W ramach procesu rujnowania instytucji państwowych, z trudem przez ostatnie trzy dekady zbudowanych, odnieśliśmy dziś znaczący sukces. Mamy rząd, którego nie ma, a główną racją jego bytu wydają się być słowa Nikodema Dyzmy, zastanawiającego się nad przyjęciem lub odrzuceniem rządowej posady: „Po co tracić te kilka tysiączków?”.

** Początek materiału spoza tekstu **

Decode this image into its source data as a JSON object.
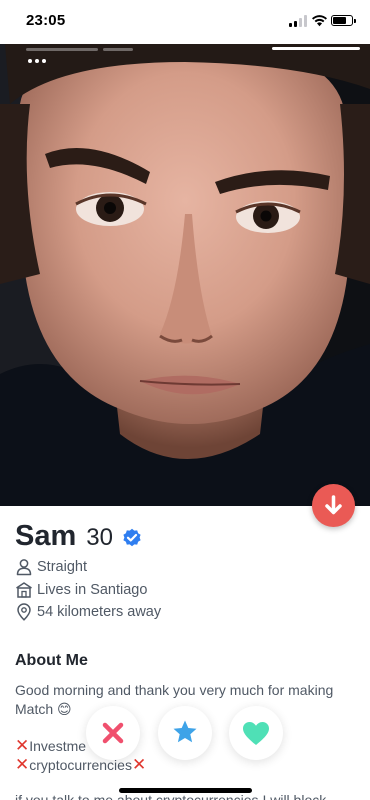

Jak wielokrotnie pisałem, uważam osłabienie instytucji państwowych za największą szkodę, jaką wyrządzono w ciągu minionych ośmiu lat polskiej gospodarce. Myślę tu o banku centralnym, który nie zajmuje się zwalczaniem inflacji, ale wywieszaniem bannerów i dopomaganiem rządowi w utrzymaniu popularności. O urzędzie ochrony konkurencji, który nie reaguje na nieukrywane w żaden sposób manipulacje cenami przez paliwowego monopolistę. O Ministerstwie Finansów, które jest zadowolone, że dowiaduje się z koreańskiej telewizji o zaciąganych przez ministra obrony gigantycznych długach. No, a teraz mamy rekord świata: premiera, który podobno negocjuje koalicję rządową z politykami, z którymi nawet nie próbuje rozmawiać, oraz rząd, który jest i go jednocześnie nie ma, a więc zachowuje się – jak słusznie zauważono – jak kot Schrödingera. Tyle że dość kosztowny.

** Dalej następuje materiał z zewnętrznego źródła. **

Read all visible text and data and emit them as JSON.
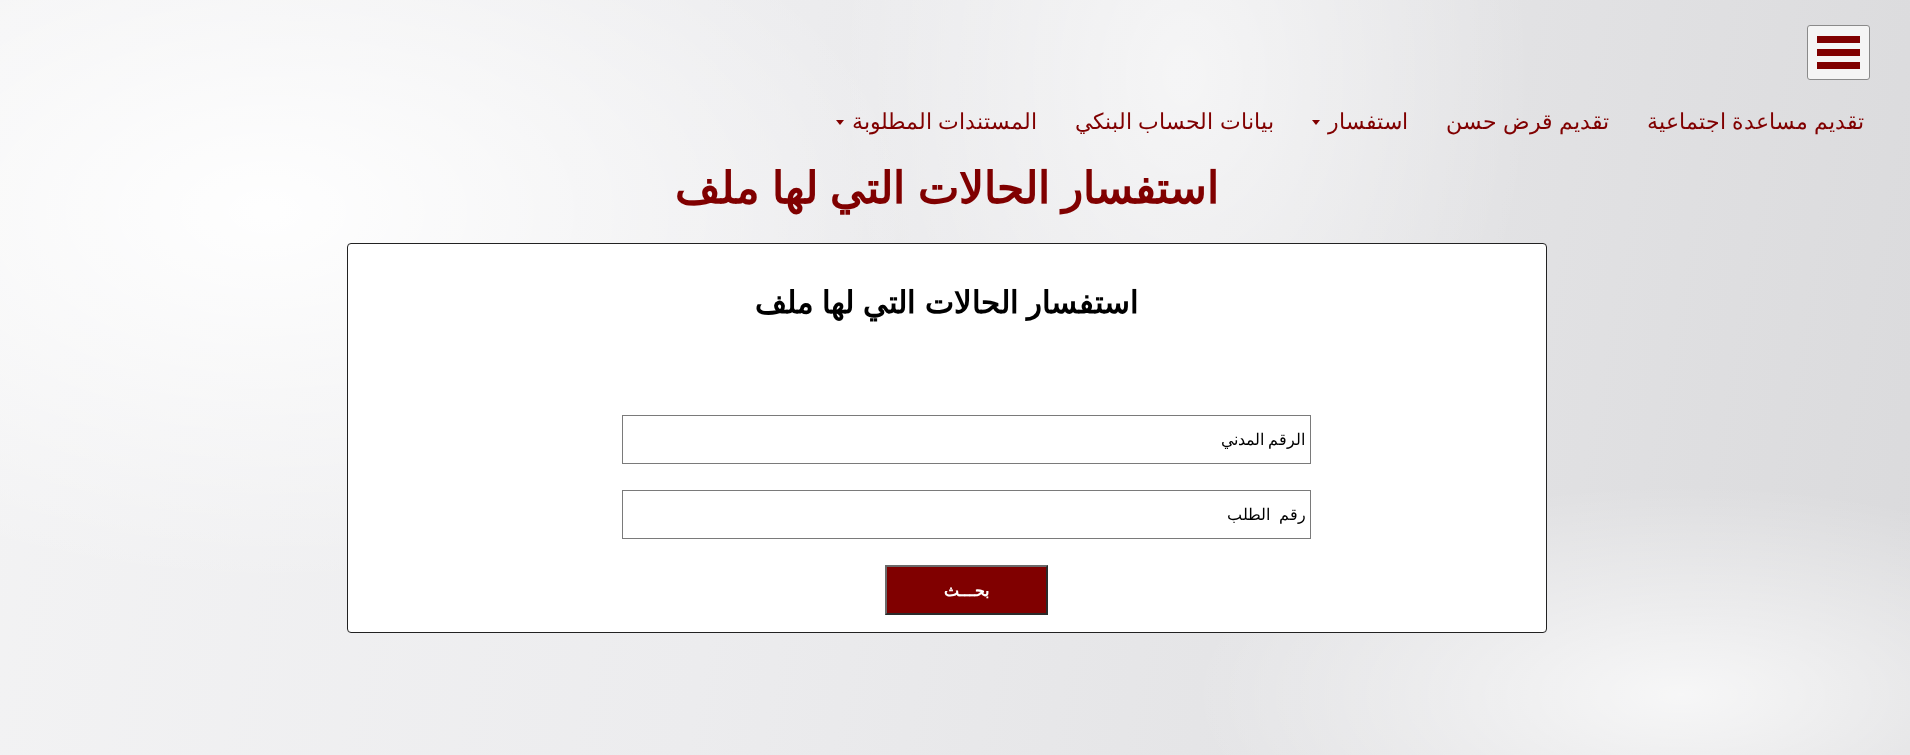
{
  "nav": {
    "items": [
      {
        "label": "تقديم مساعدة اجتماعية",
        "kind": "link"
      },
      {
        "label": "تقديم قرض حسن",
        "kind": "link"
      },
      {
        "label": "استفسار",
        "kind": "dropdown"
      },
      {
        "label": "بيانات الحساب البنكي",
        "kind": "link"
      },
      {
        "label": "المستندات المطلوبة",
        "kind": "dropdown"
      }
    ]
  },
  "page_title": "استفسار الحالات التي لها ملف",
  "form": {
    "heading": "استفسار الحالات التي لها ملف",
    "fields": [
      {
        "placeholder": "الرقم المدني"
      },
      {
        "placeholder": "رقم  الطلب"
      }
    ],
    "submit_button": "بحـــث"
  }
}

Nie ukrywam, że pisanie na temat tej błazenady – choć trzeba przyznać, że w specyficzny sposób zabawnej – uważam za urągające godności szanującego się felietonisty gospodarczego. Z kolei temat odbudowy zrujnowanych instytucji jest zbyt poważny, jak na felieton, i zostawię go na inne okazje.
W takiej sytuacji postanowiłem coś napisać na temat odbudowy z ruin. Ale w innym obszarze, takim, na którym się nie znam. No cóż, tyle osób nie zna się na jakimś temacie, a zabiera głos, nawet pełni ministerialne funkcje, więc czemu nie?
Dojrzewa właśnie projekt odbudowy wysadzonego przez Niemców w czasie wojny Pałacu Saskiego. Jeśli dobrze rozumiem, zwycięski projekt oznacza w gruncie rzeczy odtworzenie stanu z 1939 r., ze smętnymi oficynami i efektowną kolumnadą pośrodku, goszczącą dziś w swych ruinach Grób Nieznanego Żołnierza.